IDENTIFICATION OBLIGATOIRE DES INTERNAUTES : LE RÉSEAU VOLTAIRE S’INTERROGE SUR LES PRESSIONS ÉCONOMIQUES EXERCÉES SUR LES PARLEMENTAIRES

L’Assemblée nationale devrait adopter en dernière lecture, le mercredi 28 juin 2000, le projet de loi sur la liberté de communication. Au cours de la navette parlementaire, ce projet, essentiellement consacré au secteur audiovisuel, a été enrichi d’un étrange amendement relatif à l’Internet.

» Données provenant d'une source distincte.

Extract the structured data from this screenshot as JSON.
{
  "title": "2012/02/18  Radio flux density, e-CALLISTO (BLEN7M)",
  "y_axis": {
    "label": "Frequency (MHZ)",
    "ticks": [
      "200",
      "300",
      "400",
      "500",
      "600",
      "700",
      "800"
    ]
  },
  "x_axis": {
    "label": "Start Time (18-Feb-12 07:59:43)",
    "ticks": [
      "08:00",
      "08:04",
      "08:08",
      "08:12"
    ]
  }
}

Unanimement, les associations de défense des Droits de l’homme, dont le Réseau Voltaire, ont dénoncé le caractère liberticide de cet amendement, qui vise à rendre obligatoire l’identification préalable des utilisateurs de ce nouveau moyen de communication. De leur côté, les associations d’internautes ont souligné que cette disposition était techniquement inutile. Pourtant l’amendement n’a pas été retiré. On peut donc légitimement s’interroger sur les mobiles réels de ce maintien.

En apparence, le projet de loi n’a d’autre but que de lutter contre les délits commis par des néo-nazis et des pédophiles sur le Net. En réalité, il sert de puissants intérêts industriels. La loi contraindra les internautes à remplir un formulaire d’identification qui leur sera remis par la société d’accès au Net auxquels ils auront recours, et qui sera conservé par ces sociétés à l’attention de la Justice. Mais la loi ne protégera que les données d’identification indirecte (numéro IP et heures de connexion), paradoxalement elle n’interdira pas à des industriels peu scrupuleux de détourner les données d’identification directe (nom, prénom, adresse) à des fins commerciales.

En cette période de financement de pré-campagne électorale, et compte tenu de la valeur économique de ces fichiers, le Réseau Voltaire s’interroge sur les moyens de persuasion dont disposent certains industriels auprès de parlementaires pour faire adopter ces dispositions.